"Sin libertad de pensamiento, la libertad de expresión no tiene ningún valor". José Luis Sampedro

lunes, 30 de agosto de 2021

La novela decimonónica

 

Las novelas del siglo diecinueve son una especie que se puede identificar a la legua. Basta con ver un libro con un lomo bien ancho y que esté cerca o supere las mil páginas para empezar a sospechar que uno se encuentra frente a un miembro de esta fructífera especie. Una especie que lleva años y años expandiéndose por las casas de casi todas las familias, ocupando estanterías hasta en aquellos lugares donde no había quien supiera leer, y que ha mutado tantas veces que ya no le molesta si se la utiliza de pisapapeles, de mesa para la televisión o de “sujetapuertas” cuando hace mucha ventolera. Lo único que le importa es que sigan pasándose de generación en generación los libros que engendró en su día, como un ritual al que se entregan las familias para garantizar su continuidad en el tiempo. Que los abuelos y las abuelas, en su último suspiro, ya con voz de ultratumba, dejen a sus nietos en el testamento los libros de Dickens y de Galdós, aunque ellos mismos no los hayan podido leer.

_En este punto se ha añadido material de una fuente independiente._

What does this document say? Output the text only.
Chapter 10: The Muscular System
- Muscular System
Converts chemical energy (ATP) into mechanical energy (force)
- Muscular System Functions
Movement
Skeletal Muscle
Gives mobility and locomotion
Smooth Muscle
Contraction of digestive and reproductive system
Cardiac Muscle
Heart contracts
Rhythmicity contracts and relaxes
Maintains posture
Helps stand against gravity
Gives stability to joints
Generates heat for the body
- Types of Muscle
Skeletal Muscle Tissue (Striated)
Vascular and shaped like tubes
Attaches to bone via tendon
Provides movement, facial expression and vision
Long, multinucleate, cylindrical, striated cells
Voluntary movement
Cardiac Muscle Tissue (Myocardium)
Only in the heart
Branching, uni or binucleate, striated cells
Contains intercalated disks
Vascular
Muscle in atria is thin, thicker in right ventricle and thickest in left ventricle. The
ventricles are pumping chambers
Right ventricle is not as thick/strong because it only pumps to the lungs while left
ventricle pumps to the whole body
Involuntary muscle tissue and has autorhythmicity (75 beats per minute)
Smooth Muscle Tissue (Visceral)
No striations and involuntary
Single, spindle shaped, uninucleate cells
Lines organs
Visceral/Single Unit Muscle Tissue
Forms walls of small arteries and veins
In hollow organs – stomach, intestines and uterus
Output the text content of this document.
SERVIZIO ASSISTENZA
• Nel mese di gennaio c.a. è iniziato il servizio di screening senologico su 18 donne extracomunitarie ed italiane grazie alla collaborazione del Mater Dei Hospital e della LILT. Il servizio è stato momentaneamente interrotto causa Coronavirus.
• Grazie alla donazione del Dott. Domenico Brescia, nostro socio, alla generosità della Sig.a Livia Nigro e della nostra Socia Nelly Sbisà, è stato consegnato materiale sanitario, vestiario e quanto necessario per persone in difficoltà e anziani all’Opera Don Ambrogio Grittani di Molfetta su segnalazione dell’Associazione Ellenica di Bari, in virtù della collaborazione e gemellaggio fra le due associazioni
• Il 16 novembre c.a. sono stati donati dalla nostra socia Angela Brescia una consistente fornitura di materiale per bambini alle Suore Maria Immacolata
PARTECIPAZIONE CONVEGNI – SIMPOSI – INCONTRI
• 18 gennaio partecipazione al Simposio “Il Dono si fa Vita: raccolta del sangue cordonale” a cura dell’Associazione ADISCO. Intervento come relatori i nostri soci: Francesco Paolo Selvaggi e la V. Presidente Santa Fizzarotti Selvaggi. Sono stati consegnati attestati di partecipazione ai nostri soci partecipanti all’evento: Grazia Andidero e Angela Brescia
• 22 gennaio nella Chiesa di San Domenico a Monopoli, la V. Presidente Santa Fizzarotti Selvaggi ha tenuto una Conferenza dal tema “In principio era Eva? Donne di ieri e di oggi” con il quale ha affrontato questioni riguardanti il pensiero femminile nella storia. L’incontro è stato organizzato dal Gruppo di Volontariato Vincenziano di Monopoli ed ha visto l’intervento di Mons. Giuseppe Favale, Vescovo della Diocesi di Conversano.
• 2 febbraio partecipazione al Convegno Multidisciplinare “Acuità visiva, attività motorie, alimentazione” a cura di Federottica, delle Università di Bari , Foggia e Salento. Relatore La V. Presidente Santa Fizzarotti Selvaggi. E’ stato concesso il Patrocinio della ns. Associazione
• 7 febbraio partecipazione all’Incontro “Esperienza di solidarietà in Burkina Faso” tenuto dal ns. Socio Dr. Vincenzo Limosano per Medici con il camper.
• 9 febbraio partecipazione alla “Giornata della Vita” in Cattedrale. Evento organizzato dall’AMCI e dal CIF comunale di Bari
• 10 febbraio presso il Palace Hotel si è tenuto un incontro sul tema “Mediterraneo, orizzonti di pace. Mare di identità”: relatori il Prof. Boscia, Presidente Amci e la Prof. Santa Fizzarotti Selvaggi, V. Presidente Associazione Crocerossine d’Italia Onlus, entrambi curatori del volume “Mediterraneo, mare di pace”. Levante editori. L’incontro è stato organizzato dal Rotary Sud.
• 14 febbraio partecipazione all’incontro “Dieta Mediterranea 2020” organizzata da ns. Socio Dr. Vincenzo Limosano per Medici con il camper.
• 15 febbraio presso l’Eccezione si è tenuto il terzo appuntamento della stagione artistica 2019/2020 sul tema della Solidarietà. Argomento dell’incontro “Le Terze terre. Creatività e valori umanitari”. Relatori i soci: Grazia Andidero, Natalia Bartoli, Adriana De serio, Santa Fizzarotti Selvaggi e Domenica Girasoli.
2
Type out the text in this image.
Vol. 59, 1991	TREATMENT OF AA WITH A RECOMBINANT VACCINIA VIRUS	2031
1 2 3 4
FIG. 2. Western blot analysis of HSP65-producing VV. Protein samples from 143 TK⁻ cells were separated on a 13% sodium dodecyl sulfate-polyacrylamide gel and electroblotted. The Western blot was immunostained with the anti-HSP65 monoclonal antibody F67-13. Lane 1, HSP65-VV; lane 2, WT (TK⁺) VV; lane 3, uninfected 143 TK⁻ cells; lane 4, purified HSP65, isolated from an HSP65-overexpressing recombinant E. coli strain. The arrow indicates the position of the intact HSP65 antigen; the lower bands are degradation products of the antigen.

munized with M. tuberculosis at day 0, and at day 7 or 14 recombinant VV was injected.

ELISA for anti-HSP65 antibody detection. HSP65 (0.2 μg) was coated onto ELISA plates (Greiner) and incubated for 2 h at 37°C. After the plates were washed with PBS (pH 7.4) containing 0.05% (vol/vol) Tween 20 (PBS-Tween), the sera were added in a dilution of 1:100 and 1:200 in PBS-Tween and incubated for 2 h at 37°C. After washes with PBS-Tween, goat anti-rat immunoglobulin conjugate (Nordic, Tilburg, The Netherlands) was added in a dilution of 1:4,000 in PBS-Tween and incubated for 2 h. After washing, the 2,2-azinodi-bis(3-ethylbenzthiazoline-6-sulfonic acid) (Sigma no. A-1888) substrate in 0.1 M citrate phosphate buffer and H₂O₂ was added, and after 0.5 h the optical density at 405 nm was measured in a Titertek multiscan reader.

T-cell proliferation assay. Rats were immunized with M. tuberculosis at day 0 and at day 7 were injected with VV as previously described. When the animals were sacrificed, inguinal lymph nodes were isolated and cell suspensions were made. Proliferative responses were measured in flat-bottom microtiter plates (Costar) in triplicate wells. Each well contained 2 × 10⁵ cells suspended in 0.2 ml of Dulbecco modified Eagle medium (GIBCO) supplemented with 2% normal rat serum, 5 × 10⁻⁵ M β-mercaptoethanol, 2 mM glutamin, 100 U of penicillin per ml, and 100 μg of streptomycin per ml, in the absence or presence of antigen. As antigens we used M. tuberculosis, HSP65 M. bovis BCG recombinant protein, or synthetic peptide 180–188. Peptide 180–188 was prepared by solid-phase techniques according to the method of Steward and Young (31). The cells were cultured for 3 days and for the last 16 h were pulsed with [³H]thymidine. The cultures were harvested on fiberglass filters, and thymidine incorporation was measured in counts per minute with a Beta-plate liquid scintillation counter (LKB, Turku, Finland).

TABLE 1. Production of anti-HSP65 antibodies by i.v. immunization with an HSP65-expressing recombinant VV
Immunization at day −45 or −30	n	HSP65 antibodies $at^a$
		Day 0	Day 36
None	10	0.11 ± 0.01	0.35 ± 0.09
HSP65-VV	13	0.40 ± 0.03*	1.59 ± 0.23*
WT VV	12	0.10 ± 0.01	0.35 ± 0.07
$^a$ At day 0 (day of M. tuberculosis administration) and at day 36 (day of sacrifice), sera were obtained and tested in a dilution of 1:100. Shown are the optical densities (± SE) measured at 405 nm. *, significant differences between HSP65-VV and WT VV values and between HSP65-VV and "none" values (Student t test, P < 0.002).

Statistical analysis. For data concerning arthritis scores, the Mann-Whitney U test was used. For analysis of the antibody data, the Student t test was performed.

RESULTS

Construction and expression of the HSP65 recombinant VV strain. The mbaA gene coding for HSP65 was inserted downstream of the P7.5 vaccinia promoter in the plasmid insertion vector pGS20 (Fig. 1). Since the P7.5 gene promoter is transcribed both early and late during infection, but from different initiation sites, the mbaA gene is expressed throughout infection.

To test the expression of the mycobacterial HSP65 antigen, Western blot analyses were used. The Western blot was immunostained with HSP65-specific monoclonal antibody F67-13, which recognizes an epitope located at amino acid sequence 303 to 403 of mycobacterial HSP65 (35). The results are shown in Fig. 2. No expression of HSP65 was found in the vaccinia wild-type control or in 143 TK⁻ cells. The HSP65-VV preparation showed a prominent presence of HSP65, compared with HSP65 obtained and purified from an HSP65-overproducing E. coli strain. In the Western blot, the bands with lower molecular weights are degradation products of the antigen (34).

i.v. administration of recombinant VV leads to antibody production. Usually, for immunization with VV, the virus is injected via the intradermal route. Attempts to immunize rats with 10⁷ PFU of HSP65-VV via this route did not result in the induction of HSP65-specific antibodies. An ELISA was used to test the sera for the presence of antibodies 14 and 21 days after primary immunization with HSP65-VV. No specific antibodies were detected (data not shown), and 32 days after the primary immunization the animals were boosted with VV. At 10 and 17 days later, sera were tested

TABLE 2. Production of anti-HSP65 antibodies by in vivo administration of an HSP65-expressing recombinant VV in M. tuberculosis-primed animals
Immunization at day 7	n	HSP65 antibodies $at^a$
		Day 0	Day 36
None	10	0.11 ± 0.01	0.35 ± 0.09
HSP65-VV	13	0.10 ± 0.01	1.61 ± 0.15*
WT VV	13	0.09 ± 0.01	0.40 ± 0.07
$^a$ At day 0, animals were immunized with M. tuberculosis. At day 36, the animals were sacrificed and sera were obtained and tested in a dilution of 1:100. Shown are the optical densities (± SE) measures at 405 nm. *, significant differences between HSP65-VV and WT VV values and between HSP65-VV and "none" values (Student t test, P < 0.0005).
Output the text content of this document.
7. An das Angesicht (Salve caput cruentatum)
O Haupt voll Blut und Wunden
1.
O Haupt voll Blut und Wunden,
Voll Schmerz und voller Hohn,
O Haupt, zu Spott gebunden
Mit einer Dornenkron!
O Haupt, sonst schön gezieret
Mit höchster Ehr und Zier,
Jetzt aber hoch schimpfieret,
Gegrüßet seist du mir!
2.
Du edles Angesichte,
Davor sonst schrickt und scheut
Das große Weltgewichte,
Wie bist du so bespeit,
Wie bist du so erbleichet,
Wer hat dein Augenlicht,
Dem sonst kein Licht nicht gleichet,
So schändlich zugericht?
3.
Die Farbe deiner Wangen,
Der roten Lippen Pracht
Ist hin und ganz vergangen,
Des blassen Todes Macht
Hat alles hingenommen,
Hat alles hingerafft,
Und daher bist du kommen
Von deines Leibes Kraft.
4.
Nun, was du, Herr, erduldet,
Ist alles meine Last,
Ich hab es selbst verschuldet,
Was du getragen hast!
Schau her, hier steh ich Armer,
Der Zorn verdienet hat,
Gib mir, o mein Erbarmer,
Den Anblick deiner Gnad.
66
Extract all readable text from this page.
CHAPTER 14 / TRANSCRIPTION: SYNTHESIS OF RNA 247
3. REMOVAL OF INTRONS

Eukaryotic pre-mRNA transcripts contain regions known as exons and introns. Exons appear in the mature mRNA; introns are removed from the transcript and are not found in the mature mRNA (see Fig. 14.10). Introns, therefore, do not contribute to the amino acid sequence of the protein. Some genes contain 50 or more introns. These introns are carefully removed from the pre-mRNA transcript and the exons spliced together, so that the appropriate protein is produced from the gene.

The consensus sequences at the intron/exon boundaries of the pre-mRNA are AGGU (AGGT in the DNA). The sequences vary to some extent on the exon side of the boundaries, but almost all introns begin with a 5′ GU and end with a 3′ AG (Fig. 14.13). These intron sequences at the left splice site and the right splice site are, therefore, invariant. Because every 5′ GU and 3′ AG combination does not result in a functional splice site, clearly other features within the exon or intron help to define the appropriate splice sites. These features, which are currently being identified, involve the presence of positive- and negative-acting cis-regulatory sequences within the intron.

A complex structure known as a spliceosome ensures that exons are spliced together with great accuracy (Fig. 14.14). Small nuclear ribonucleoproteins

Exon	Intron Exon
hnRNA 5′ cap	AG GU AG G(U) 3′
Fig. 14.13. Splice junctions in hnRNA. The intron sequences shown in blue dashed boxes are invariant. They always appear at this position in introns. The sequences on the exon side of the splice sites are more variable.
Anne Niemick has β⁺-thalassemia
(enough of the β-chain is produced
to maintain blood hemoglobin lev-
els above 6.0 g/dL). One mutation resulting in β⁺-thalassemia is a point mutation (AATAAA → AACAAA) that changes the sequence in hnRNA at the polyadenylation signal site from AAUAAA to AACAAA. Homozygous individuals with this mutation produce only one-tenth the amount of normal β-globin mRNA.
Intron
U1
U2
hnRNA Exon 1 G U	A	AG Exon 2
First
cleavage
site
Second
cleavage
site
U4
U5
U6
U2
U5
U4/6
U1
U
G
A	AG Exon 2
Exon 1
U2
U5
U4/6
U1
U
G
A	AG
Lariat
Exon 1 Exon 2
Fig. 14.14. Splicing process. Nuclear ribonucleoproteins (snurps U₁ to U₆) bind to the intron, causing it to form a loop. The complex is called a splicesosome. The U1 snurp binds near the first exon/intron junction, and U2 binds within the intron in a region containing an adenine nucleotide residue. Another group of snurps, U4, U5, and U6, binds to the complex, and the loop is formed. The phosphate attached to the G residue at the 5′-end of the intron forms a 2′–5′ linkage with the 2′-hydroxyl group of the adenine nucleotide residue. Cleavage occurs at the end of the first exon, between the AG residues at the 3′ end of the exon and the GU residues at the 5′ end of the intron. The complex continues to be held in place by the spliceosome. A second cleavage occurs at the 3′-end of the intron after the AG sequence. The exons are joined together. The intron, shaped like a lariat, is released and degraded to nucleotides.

Por suerte, los libros del siglo diecinueve, además de la importancia simbólica que han adquirido, siguen satisfaciendo su principal función: entretener. Estas novelas son tan adictivas como cualquier serie buena de Netflix. Cabe en ellas la vida en toda su extensión, con sus alegrías, sus dramas, sus tragedias y, por supuesto, su salseo. Siguen esa máxima famosa de Galdós de que “do quiera que el hombre vaya lleva consigo su novela”. Al igual que las series de ahora, estas novelas se publicaban muchas veces en fascículos que los consumidores esperaban con la misma ansia que nosotros hemos esperado los últimos capítulos de Juego de Tronos. Es bien sabido que algunos estadounidenses esperaban en el mismo puerto a que llegaran los barcos con las nuevas entregas de los libros de Dickens.

También, como algunas de las mejores series, las novelas decimonónicas se alargan mucho y se enredan en historias que se desvían claramente de la principal, con el consiguiente riesgo de despertar algún que otro bostezo. Pero esto es precisamente lo bonito de ellas. Se parecen tanto a la vida misma, que a veces te aburren y no pasa nada. Crean un universo propio del que quieres saber todo, hasta lo más aparentemente insignificante. Cuando las acabas, es imposible no echar de menos el bullicio y el olor que despedían las calles por las que has estado vagando durante tantos días en soledad, sin que nadie te moleste.